¿Qué se siente al conducir uno de los SUV más rápidos del mundo? Esa es una de las preguntas que hemos podido contestar en esta prueba del Aston Martin DBX707. La firma británica ha lanzado una versión más extrema de su todocamino y lo ha hecho con el objetivo de situarse entre los más prestacionales del mercado. Ahora bien, ¿han conseguido un buen resultado?

Para comprobarlo, me he desplazado a Cerdeña, donde me espera una impresionante unidad en color azul. De entrada, es evidente que este no es un Aston Martin DBX normal. Esta versión se caracteriza por novedades desarrolladas desde la base y eso se nota a simple vista. Pero claro, debe ser así, ya que tengo ante mí un SUV con 707 CV de potencia y 900 Nm de par motor.

prueba del Aston Martin DBX707

Los trabajos realizados por la firma británica afectan a multitud de áreas y han comenzado con el chasis, que ahora está más reforzado que el de la versión convencional. Asimismo, hay un nuevo sistema de control eARC, que se ha desarrollado para controlar el balanceo de la carrocería del DBX707 y aumentar la rigidez en el paso por curva.

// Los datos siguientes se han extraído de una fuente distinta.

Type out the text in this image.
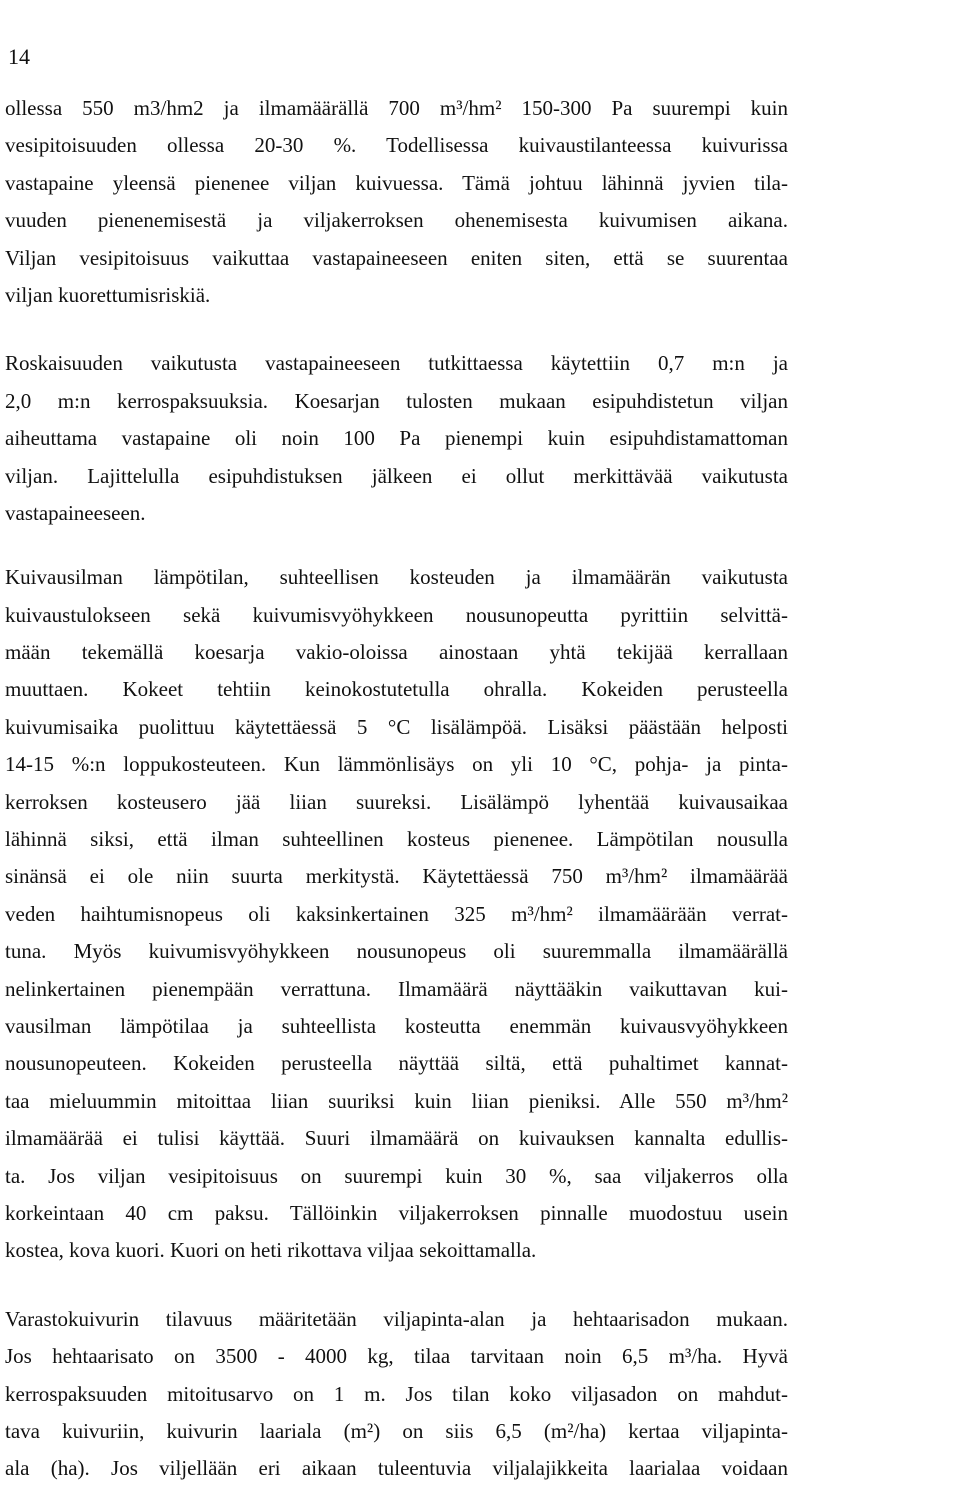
14
ollessa 550 m3/hm2 ja ilmamäärällä 700 m³/hm² 150-300 Pa suurempi kuin
vesipitoisuuden ollessa 20-30 %. Todellisessa kuivaustilanteessa kuivurissa
vastapaine yleensä pienenee viljan kuivuessa. Tämä johtuu lähinnä jyvien tila-
vuuden pienenemisestä ja viljakerroksen ohenemisesta kuivumisen aikana.
Viljan vesipitoisuus vaikuttaa vastapaineeseen eniten siten, että se suurentaa
viljan kuorettumisriskiä.
Roskaisuuden vaikutusta vastapaineeseen tutkittaessa käytettiin 0,7 m:n ja
2,0 m:n kerrospaksuuksia. Koesarjan tulosten mukaan esipuhdistetun viljan
aiheuttama vastapaine oli noin 100 Pa pienempi kuin esipuhdistamattoman
viljan. Lajittelulla esipuhdistuksen jälkeen ei ollut merkittävää vaikutusta
vastapaineeseen.
Kuivausilman lämpötilan, suhteellisen kosteuden ja ilmamäärän vaikutusta
kuivaustulokseen sekä kuivumisvyöhykkeen nousunopeutta pyrittiin selvittä-
mään tekemällä koesarja vakio-oloissa ainostaan yhtä tekijää kerrallaan
muuttaen. Kokeet tehtiin keinokostutetulla ohralla. Kokeiden perusteella
kuivumisaika puolittuu käytettäessä 5 °C lisälämpöä. Lisäksi päästään helposti
14-15 %:n loppukosteuteen. Kun lämmönlisäys on yli 10 °C, pohja- ja pinta-
kerroksen kosteusero jää liian suureksi. Lisälämpö lyhentää kuivausaikaa
lähinnä siksi, että ilman suhteellinen kosteus pienenee. Lämpötilan nousulla
sinänsä ei ole niin suurta merkitystä. Käytettäessä 750 m³/hm² ilmamäärää
veden haihtumisnopeus oli kaksinkertainen 325 m³/hm² ilmamäärään verrat-
tuna. Myös kuivumisvyöhykkeen nousunopeus oli suuremmalla ilmamäärällä
nelinkertainen pienempään verrattuna. Ilmamäärä näyttääkin vaikuttavan kui-
vausilman lämpötilaa ja suhteellista kosteutta enemmän kuivausvyöhykkeen
nousunopeuteen. Kokeiden perusteella näyttää siltä, että puhaltimet kannat-
taa mieluummin mitoittaa liian suuriksi kuin liian pieniksi. Alle 550 m³/hm²
ilmamäärää ei tulisi käyttää. Suuri ilmamäärä on kuivauksen kannalta edullis-
ta. Jos viljan vesipitoisuus on suurempi kuin 30 %, saa viljakerros olla
korkeintaan 40 cm paksu. Tällöinkin viljakerroksen pinnalle muodostuu usein
kostea, kova kuori. Kuori on heti rikottava viljaa sekoittamalla.
Varastokuivurin tilavuus määritetään viljapinta-alan ja hehtaarisadon mukaan.
Jos hehtaarisato on 3500 - 4000 kg, tilaa tarvitaan noin 6,5 m³/ha. Hyvä
kerrospaksuuden mitoitusarvo on 1 m. Jos tilan koko viljasadon on mahdut-
tava kuivuriin, kuivurin laariala (m²) on siis 6,5 (m²/ha) kertaa viljapinta-
ala (ha). Jos viljellään eri aikaan tuleentuvia viljalajikkeita laarialaa voidaan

En este último aspecto también juega un papel importante la suspensión, que ahora es un 55% más rígida. Esto, presumiblemente, hará que el coche tenga un tacto más deportivo, pero eso lo comprobaré al situarme tras el volante.

Eso sí, antes de hacerlo, conviene echar un vistazo al exterior. Hay muchos detalles y el que más destaca es la parrilla, que gana una mayor presencia. Es uno de los puntos clave del diseño del todocamino de la prueba, el Aston Martin DBX707 y es un 27% más grande que la del normal, ya que tiene como objetivo aumentar la refrigeración.

De hecho, esto ha sido algo que se ha tenido muy en cuenta. Por ello, por delante también hay unas nuevas entradas de aire laterales en el paragolpes. ¿Su misión? Enfriar los nuevos frenos carbocerámicos de este SUV situados tras las llantas de 23”, que tienen unas medidas de 420 mm delante y 390 mm detrás.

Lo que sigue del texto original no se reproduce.